D’ailleurs, Cristian-Ovidiu Marin a aussi constaté que l’augmentation récente de ses crises coïncidait avec
ces modifications environnementales. «Ce n’est pas seulement la chaleur. Les orages, les variations d’humidité et les changements soudains de
pression semblent aussi déclencher des symptômes. »

Abaissement du seuil de déclenchement

Des recherches
présentées lors du congrès annuel de l’American Headache Society en 2024 ont
montré que pour chaque augmentation de 10°Fahrenheit (12,2°Celsius environ) de la température extérieure, l’occurrence
de maux de tête augmentait de 6% ce jour-là.
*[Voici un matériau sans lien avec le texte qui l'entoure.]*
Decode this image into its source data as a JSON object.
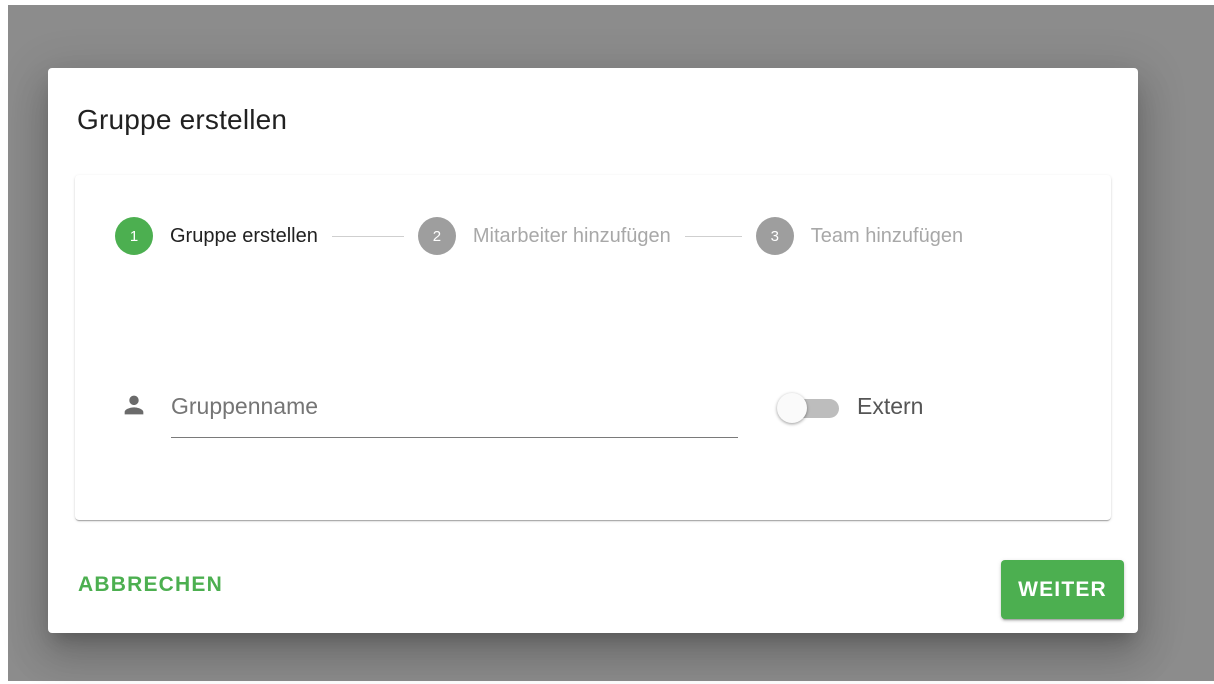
{
  "dialog": {
    "title": "Gruppe erstellen"
  },
  "stepper": {
    "steps": [
      {
        "number": "1",
        "label": "Gruppe erstellen",
        "state": "active"
      },
      {
        "number": "2",
        "label": "Mitarbeiter hinzufügen",
        "state": "inactive"
      },
      {
        "number": "3",
        "label": "Team hinzufügen",
        "state": "inactive"
      }
    ]
  },
  "form": {
    "group_name": {
      "value": "",
      "placeholder": "Gruppenname",
      "icon": "person-icon"
    },
    "extern_toggle": {
      "label": "Extern",
      "checked": false
    }
  },
  "actions": {
    "cancel_label": "ABBRECHEN",
    "next_label": "WEITER"
  },
  "colors": {
    "primary": "#4caf50",
    "inactive_step": "#9e9e9e",
    "overlay": "#8c8c8c"
  }
}
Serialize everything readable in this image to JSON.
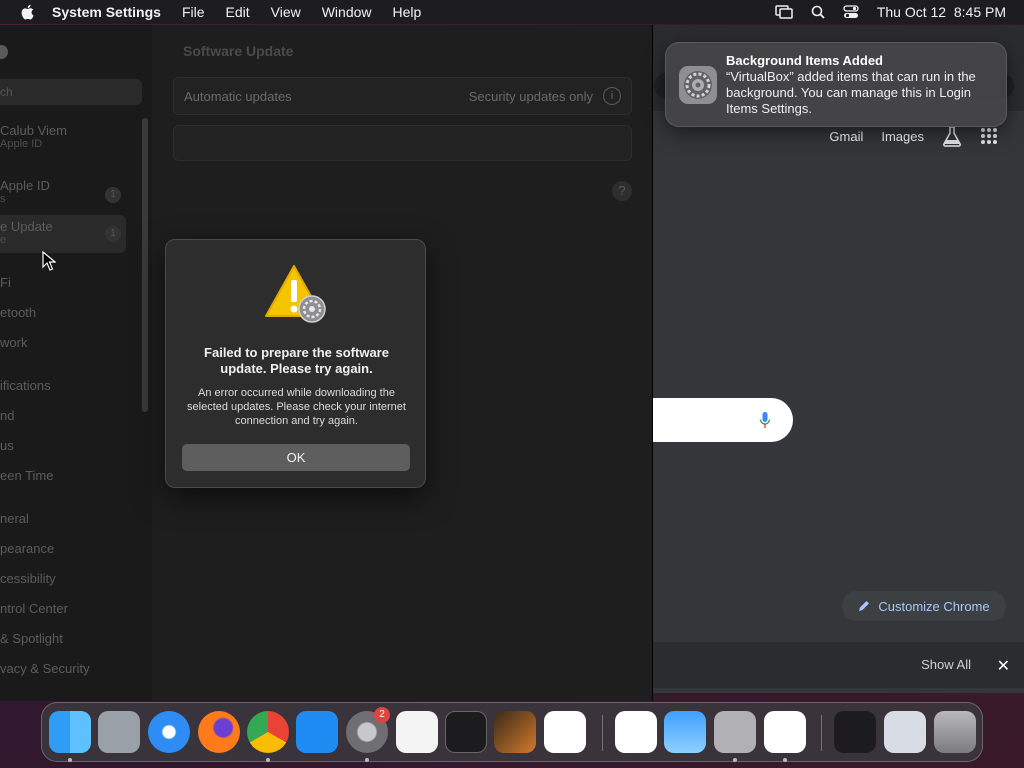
{
  "menubar": {
    "app_name": "System Settings",
    "menus": [
      "File",
      "Edit",
      "View",
      "Window",
      "Help"
    ],
    "datetime": "Thu Oct 12  8:45 PM"
  },
  "sidebar": {
    "search_placeholder": "ch",
    "items": [
      {
        "label": "Calub Viem",
        "sub": "Apple ID"
      },
      {
        "label": "Apple ID",
        "sub": "s",
        "badge": "1"
      },
      {
        "label": "e Update",
        "sub": "e",
        "badge": "1"
      },
      {
        "label": "Fi"
      },
      {
        "label": "etooth"
      },
      {
        "label": "work"
      },
      {
        "label": "ifications"
      },
      {
        "label": "nd"
      },
      {
        "label": "us"
      },
      {
        "label": "een Time"
      },
      {
        "label": "neral"
      },
      {
        "label": "pearance"
      },
      {
        "label": "cessibility"
      },
      {
        "label": "ntrol Center"
      },
      {
        "label": "& Spotlight"
      },
      {
        "label": "vacy & Security"
      }
    ]
  },
  "main": {
    "title": "Software Update",
    "auto_updates_label": "Automatic updates",
    "auto_updates_value": "Security updates only",
    "info_glyph": "i",
    "help_glyph": "?"
  },
  "alert": {
    "title": "Failed to prepare the software update. Please try again.",
    "message": "An error occurred while downloading the selected updates. Please check your internet connection and try again.",
    "ok_label": "OK"
  },
  "notification": {
    "title": "Background Items Added",
    "body": "“VirtualBox” added items that can run in the background. You can manage this in Login Items Settings."
  },
  "chrome": {
    "links": [
      "Gmail",
      "Images"
    ],
    "customize_label": "Customize Chrome",
    "show_all_label": "Show All",
    "close_glyph": "✕"
  },
  "dock": {
    "settings_badge": "2"
  }
}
Les nouvelles recherches menées cette année ont suivi 407.792 personnes au
Royaume-Uni sur une période de douze ans et les résultats parlent d’eux-mêmes.

Chez les personnes davantage exposées à la pollution et au dioxyde d’azote ainsi qu’à
des températures plus élevées, les migraines étaient plus fréquentes. Plutôt que de provoquer directement des crises, l’élévation des
températures
, les variations de pression atmosphérique et d’autres changements
météorologiques semblent abaisser le seuil de déclenchement des migraines, explique Dawn C. Buse, professeur clinicien de neurologie à l’Albert Einstein College of Medicine de New York (États-Unis).

Humidité, pluie, et mal de tête

Dans une étude publiée en 2023, des
chercheurs japonais avaient déjà montré que les maux de tête étaient plus fréquents les
jours de forte humidité, de pluie et de variations de pression atmosphérique marquées. Un lien a également été établi entre la présence d’orages et de masses d’air tropicales et l’augmentation des migraines. Les variations de pression atmosphérique pourraient être à l’origine de changements du tonus vasculaire et de la pression intracrânienne, ce qui peut
déclencher des crises, explique Dawn C. Buse.

Les niveaux élevés de polluants atmosphériques déclenchent également des migraines et peuvent aussi accroître l’inflammation systémique. Le changement climatique serait aussi lié à l’augmentation du stress, qui «est le principal facteur déclencheur des crises de
migraines», rappelle Fred Cohen, spécialiste des céphalées à l’Icahn School of
Medicine de l’Hôpital du Mont Sinai, à New York.

À cela s’ajoutent d’autres déclencheurs tels que les fluctuations hormonales, les perturbations du sommeil et
l’alimentation. «Les facteurs de risque peuvent s’accumuler et faire dépasser
le seuil de déclenchement d’une crise de migraine», conclut Dawn C. Buse.

Les experts insistent sur l’importance de comprendre ses propres schémas et
facteurs déclencheurs de crises migraineuses. «Nous ne pouvons pas contrôler la météo, mais nous
pouvons contrôler notre réponse», affirme Andrew Dhawan, de la Cleveland Clinic.

Le suivi des symptômes, l’observation des conditions météorologiques, une bonne
hydratation ainsi que des traitements adaptés mis en place avec des professionnels de santé devraient aider, même s’il ne s’agit toujours pas de la solution miracle, celle qu’attendent tous les migraineux.